Leslie Sacks Contemporary is pleased to announce its summer exhibition Portraits and Still Lifes. Drawing from the gallery’s extensive inventory, the exhibition facilitates a dialogue between Modern, Post-War and Contemporary interpretations and the evolution of two of the most enduring art historical subjects. Portraiture by artists such as Pablo Picasso, Henri Matisse and Marc Chagall are juxtaposed with those by Alex Katz, Elizabeth Peyton and R.B. Kitaj. Still lifes by Georges Braque and Edouard Vuillard contrast alongside David Hockney, Marc Quinn and Roy Lichtenstein. Other artists presented are Chuck Close, Bruce Cohen, David Hockney, Jasper Johns, Roy Lichtenstein, Donald Sultan, Wayne Thiebaud and Andy Warhol.

Featured in the exhibition is Pablo Picasso’s Long-Haired Young Girl, 1945 alongside Alex Katz’s contemporary portrait Sophie, 2012. Characteristic of Picasso’s style of this era, Long-Haired Young Girl is depicted close up, poised with regal self-possession. The use of soft, flowing contours accentuates the elements of her face, while also serving to integrate her distinct features into a two-dimensional continuum. Katz’s Sophie similarly presents a beautiful young woman engaging directly with the viewer. Sophie is rendered in Katz’s iconic painterly manner, tightly cropped and flattened with cutout-like features, distortive and idealized, conveying the beauty of the sitter.

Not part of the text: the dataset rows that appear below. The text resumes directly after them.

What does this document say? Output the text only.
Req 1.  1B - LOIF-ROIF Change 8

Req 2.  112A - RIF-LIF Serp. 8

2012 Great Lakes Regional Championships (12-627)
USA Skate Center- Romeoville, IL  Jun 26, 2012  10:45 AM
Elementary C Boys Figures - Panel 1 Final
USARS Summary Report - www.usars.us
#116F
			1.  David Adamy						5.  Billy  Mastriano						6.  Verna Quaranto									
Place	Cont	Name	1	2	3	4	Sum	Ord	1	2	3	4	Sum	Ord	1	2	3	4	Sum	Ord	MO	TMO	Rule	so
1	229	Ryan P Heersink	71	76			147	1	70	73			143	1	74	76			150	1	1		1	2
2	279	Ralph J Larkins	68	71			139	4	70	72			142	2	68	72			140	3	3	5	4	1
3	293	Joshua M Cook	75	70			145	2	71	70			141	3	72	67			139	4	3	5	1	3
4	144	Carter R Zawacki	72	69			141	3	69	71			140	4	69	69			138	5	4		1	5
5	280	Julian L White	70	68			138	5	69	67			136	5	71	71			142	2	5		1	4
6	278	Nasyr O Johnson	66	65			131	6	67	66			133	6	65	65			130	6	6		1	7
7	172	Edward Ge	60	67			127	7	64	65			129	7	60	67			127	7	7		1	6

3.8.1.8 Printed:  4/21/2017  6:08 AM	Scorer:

Picasso and Katz approach their subjects in markedly differing styles in terms of color, form, perspective and line, but both seek to capture a spirit and insight into the sitter. Katz and Picasso are celebrated for their portraiture of women—most significantly Picasso’s muses were his wives and daughters and for Katz it was his wife, Ada.

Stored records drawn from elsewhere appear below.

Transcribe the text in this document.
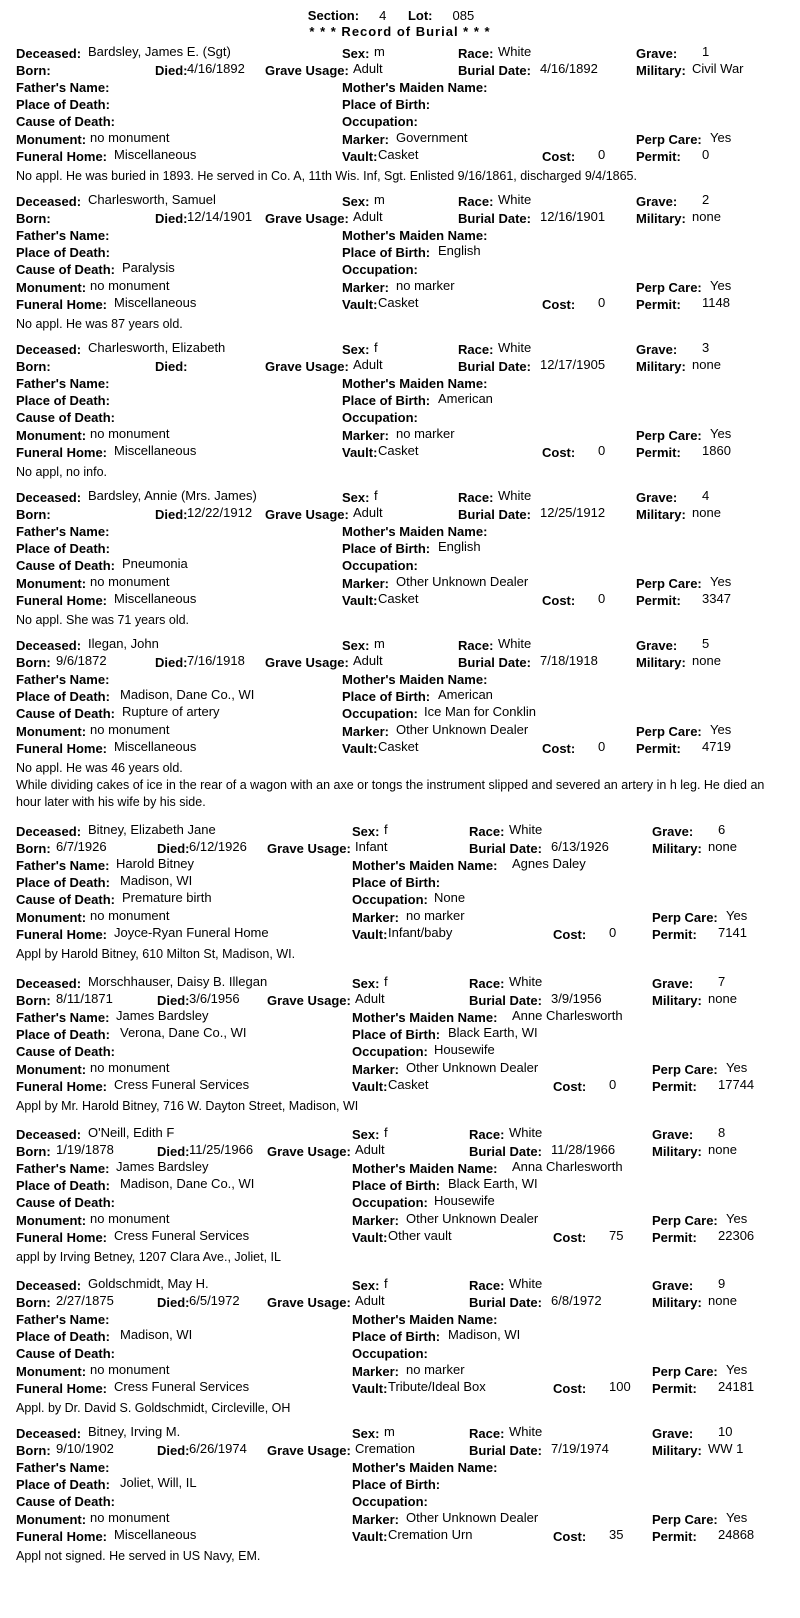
Section: 4 Lot: 085
* * * Record of Burial * * *
Deceased: Bardsley, James E. (Sgt)	Sex: m	Race: White	Grave: 1
Born:	Died: 4/16/1892 Grave Usage: Adult	Burial Date: 4/16/1892	Military: Civil War
Father's Name:	Mother's Maiden Name:
Place of Death:	Place of Birth:
Cause of Death:	Occupation:
Monument: no monument	Marker: Government	Perp Care: Yes
Funeral Home: Miscellaneous	Vault: Casket	Cost: 0 Permit: 0
No appl. He was buried in 1893. He served in Co. A, 11th Wis. Inf, Sgt. Enlisted 9/16/1861, discharged 9/4/1865.
Deceased: Charlesworth, Samuel	Sex: m	Race: White	Grave: 2
Born:	Died: 12/14/1901 Grave Usage: Adult	Burial Date: 12/16/1901 Military: none
Father's Name:	Mother's Maiden Name:
Place of Death:	Place of Birth: English
Cause of Death: Paralysis	Occupation:
Monument: no monument	Marker: no marker	Perp Care: Yes
Funeral Home: Miscellaneous	Vault: Casket	Cost: 0 Permit: 1148
No appl. He was 87 years old.
Deceased: Charlesworth, Elizabeth	Sex: f	Race: White	Grave: 3
Born:	Died:	Grave Usage: Adult	Burial Date: 12/17/1905 Military: none
Father's Name:	Mother's Maiden Name:
Place of Death:	Place of Birth: American
Cause of Death:	Occupation:
Monument: no monument	Marker: no marker	Perp Care: Yes
Funeral Home: Miscellaneous	Vault: Casket	Cost: 0 Permit: 1860
No appl, no info.
Deceased: Bardsley, Annie (Mrs. James)	Sex: f	Race: White	Grave: 4
Born:	Died: 12/22/1912 Grave Usage: Adult	Burial Date: 12/25/1912 Military: none
Father's Name:	Mother's Maiden Name:
Place of Death:	Place of Birth: English
Cause of Death: Pneumonia	Occupation:
Monument: no monument	Marker: Other Unknown Dealer	Perp Care: Yes
Funeral Home: Miscellaneous	Vault: Casket	Cost: 0 Permit: 3347
No appl. She was 71 years old.
Deceased: Ilegan, John	Sex: m	Race: White	Grave: 5
Born: 9/6/1872	Died: 7/16/1918 Grave Usage: Adult	Burial Date: 7/18/1918	Military: none
Father's Name:	Mother's Maiden Name:
Place of Death: Madison, Dane Co., WI	Place of Birth: American
Cause of Death: Rupture of artery	Occupation: Ice Man for Conklin
Monument: no monument	Marker: Other Unknown Dealer	Perp Care: Yes
Funeral Home: Miscellaneous	Vault: Casket	Cost: 0 Permit: 4719
No appl. He was 46 years old.
While dividing cakes of ice in the rear of a wagon with an axe or tongs the instrument slipped and severed an artery in h leg. He died an hour later with his wife by his side.
Deceased: Bitney, Elizabeth Jane	Sex: f	Race: White	Grave: 6
Born: 6/7/1926	Died: 6/12/1926 Grave Usage: Infant	Burial Date: 6/13/1926	Military: none
Father's Name: Harold Bitney	Mother's Maiden Name: Agnes Daley
Place of Death: Madison, WI	Place of Birth:
Cause of Death: Premature birth	Occupation: None
Monument: no monument	Marker: no marker	Perp Care: Yes
Funeral Home: Joyce-Ryan Funeral Home	Vault: Infant/baby	Cost: 0	Permit: 7141
Appl by Harold Bitney, 610 Milton St, Madison, WI.
Deceased: Morschhauser, Daisy B. Illegan	Sex: f	Race: White	Grave: 7
Born: 8/11/1871	Died: 3/6/1956 Grave Usage: Adult	Burial Date: 3/9/1956	Military: none
Father's Name: James Bardsley	Mother's Maiden Name: Anne Charlesworth
Place of Death: Verona, Dane Co., WI	Place of Birth: Black Earth, WI
Cause of Death:	Occupation: Housewife
Monument: no monument	Marker: Other Unknown Dealer	Perp Care: Yes
Funeral Home: Cress Funeral Services	Vault: Casket	Cost: 0	Permit: 17744
Appl by Mr. Harold Bitney, 716 W. Dayton Street, Madison, WI
Deceased: O'Neill, Edith F	Sex: f	Race: White	Grave: 8
Born: 1/19/1878	Died: 11/25/1966 Grave Usage: Adult	Burial Date: 11/28/1966	Military: none
Father's Name: James Bardsley	Mother's Maiden Name: Anna Charlesworth
Place of Death: Madison, Dane Co., WI	Place of Birth: Black Earth, WI
Cause of Death:	Occupation: Housewife
Monument: no monument	Marker: Other Unknown Dealer	Perp Care: Yes
Funeral Home: Cress Funeral Services	Vault: Other vault	Cost: 75 Permit: 22306
appl by Irving Betney, 1207 Clara Ave., Joliet, IL
Deceased: Goldschmidt, May H.	Sex: f	Race: White	Grave: 9
Born: 2/27/1875	Died: 6/5/1972 Grave Usage: Adult	Burial Date: 6/8/1972	Military: none
Father's Name:	Mother's Maiden Name:
Place of Death: Madison, WI	Place of Birth: Madison, WI
Cause of Death:	Occupation:
Monument: no monument	Marker: no marker	Perp Care: Yes
Funeral Home: Cress Funeral Services	Vault: Tribute/Ideal Box	Cost: 100 Permit: 24181
Appl. by Dr. David S. Goldschmidt, Circleville, OH
Deceased: Bitney, Irving M.	Sex: m	Race: White	Grave: 10
Born: 9/10/1902	Died: 6/26/1974 Grave Usage: Cremation	Burial Date: 7/19/1974	Military: WW 1
Father's Name:	Mother's Maiden Name:
Place of Death: Joliet, Will, IL	Place of Birth:
Cause of Death:	Occupation:
Monument: no monument	Marker: Other Unknown Dealer	Perp Care: Yes
Funeral Home: Miscellaneous	Vault: Cremation Urn	Cost: 35 Permit: 24868
Appl not signed. He served in US Navy, EM.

Edouard Vuillard’s pastel Fleurs, 1928-30 and Mark Quinn’s pigment print Portraits of Landscapes 3, 2007 take distinctly divergent approaches in capturing the still life. Vuillard’s domestic depiction of a table of flowers and teapot invokes a sense of familial warmth. The soft hues of the pastel stand in stark contrast to the cold, bright floras of Quinn’s Portraits of Landscapes 3. Disparity in the tone of the works is most obvious in the different mediums employed and the artists’ own practices. By no fault of his own, Vuillard would never have imagined the possibilities that technology has afforded Quinn. Respectively, the sculptural influences in Quinn’s abstracted hyper real floras and the painterly gestures of Vuillard’s pastel are true to the sensibility of each artist’s respective eras. Quinn’s imagery is bathed in swaths of vivid, saturated colors and the erotic interplay of forms takes center stage. This work observes the transience of life and speaks to Quinn’s fascination of the inherent human desire to halt time. Yet the vibrant colors and voluptuous forms are deceptive, masking the fact that the flowers are frozen and no longer living—they are dead, but cannot decay. Vuillard’s Fleurs exist subtly and quietly in-situ accentuating an idealized domesticity, inviting one to enter the scene while Quinn’s up-close, in-your-face composition keeps the viewer outside.  

Leslie Sacks Contemporary is in the Bergamot Station Arts Center in Santa Monica.